The completeness guarantee
Every invoke() call — regardless of surface (app, API, MCP) — produces either a capability.invoke_allowed or capability.invoke_denied event. There is no path through the capability boundary that does not emit. This is the SOC 2 completeness argument: every action is audited, with no opt-out and no alternate code path.
Accessing audit logs
In the app
Organization → Security → Audit provides a filterable view of security.security_events. Filter by:
- Event kind (any of the 40 types above)
- Acting principal
- Time range
- Outcome (allowed / denied)
- Capability name
Workspace-scoped events also appear under Workspace → Activity → Audit (same records, different scope filter).
Via API
POST https://api.oxagen.sh/v1/audit/log/query
Authorization: Bearer oxk_live_…
Content-Type: application/json
{
"event_type": "capability.invoke_denied",
"since": "2026-01-01T00:00:00Z"
}Response is paginated JSONL. Use the next_cursor field to paginate.
SIEM export
SIEM export (Splunk, Datadog, S3, JSONL webhook) is not yet available. Poll POST /v1/audit/log/query on a schedule to pull audit events into an external SIEM in the interim.
Audit event structure
The two stores have different schemas. A capability invocation produces a row in each.

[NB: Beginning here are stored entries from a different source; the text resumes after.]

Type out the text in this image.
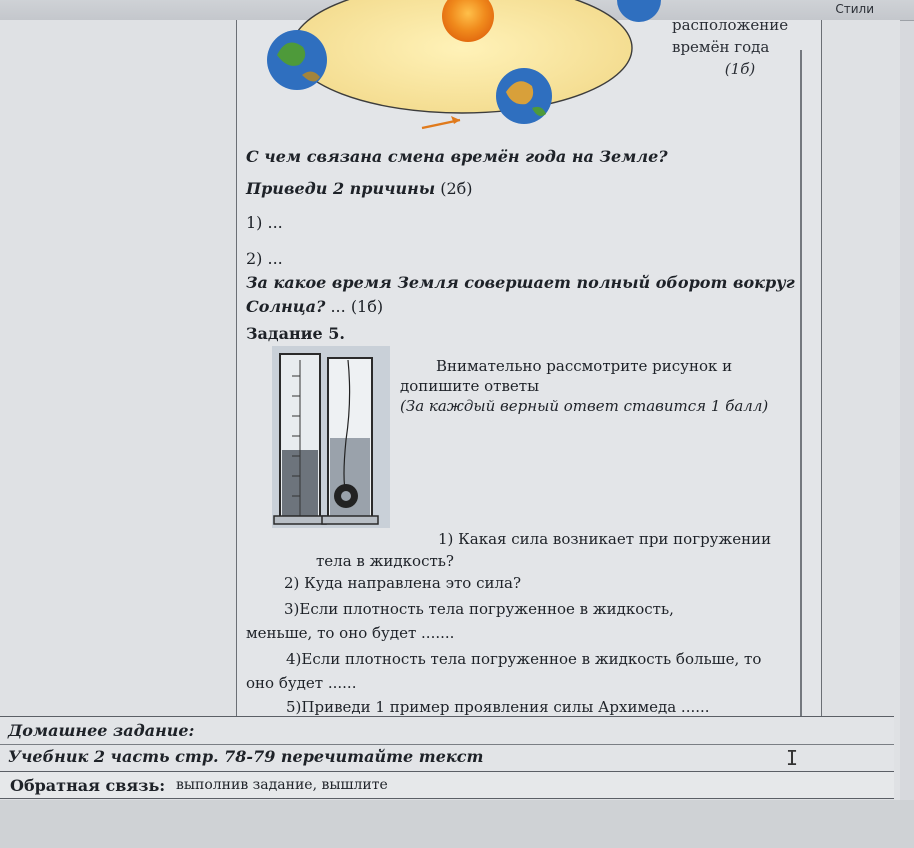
Стили
расположение
времён года
(1б)
С чем связана смена времён года на Земле?
Приведи 2 причины (2б)
1) ...
2) ...
За какое время Земля совершает полный оборот вокруг
Солнца? ... (1б)
Задание 5.
Внимательно рассмотрите рисунок и допишите ответы
(За каждый верный ответ ставится 1 балл)
1) Какая сила возникает при погружении
тела в жидкость?
2) Куда направлена это сила?
3)Если плотность тела погруженное в жидкость,
меньше, то оно будет .......
4)Если плотность тела погруженное в жидкость больше, то
оно будет ......
5)Приведи 1 пример проявления силы Архимеда ......
Домашнее задание:
Учебник 2 часть стр. 78-79 перечитайте текст	I
Обратная связь: выполнив задание, вышлите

Postgres security.security_events
{
"id": "uuid",
"occurred_at": "2026-06-07T12:34:56.789Z",
"event_type": "capability.invoke_denied",
"actor_user_id": "uuid",
"org_id": "uuid",
"workspace_id": "uuid",
"capability": "agent.code.execute",
"outcome": "deny",
"ip": "192.0.2.1",
"user_agent": "Mozilla/5.0 …",
"request_id": "req_uuid"
}ClickHouse audit_events
{
"occurred_at": "2026-06-07T12:34:56.789Z",
"event_id": "uuid",
"org_id": "uuid",
"workspace_id": "uuid",
"capability": "agent.code.execute",
"scope_kind": "workspace",
"scope_id": "uuid",
"acting_principal_id": "uuid",
"acting_principal_kind": "human",
"human_principal_id": "uuid",
"outcome": "deny",
"decision_reason": "org.enforced_deny",
"payload_hash": "sha256:…",
"chain_hash": "sha256:…",
"ip": "192.0.2.1",
"ua": "Mozilla/5.0 …",
"request_id": "uuid",
"trace_jsonb": "{\"matched_rule\":\"org.enforced_deny\",\"policy_id\":\"uuid\"}"
}The trace_jsonb field is present on every capability.invoke_denied ClickHouse row. It captures the resolver step log — enabling deterministic "why was this denied?" investigations without approximating from logs. Note: auth and billing events are written only to Postgres; they do not produce a ClickHouse audit_events row.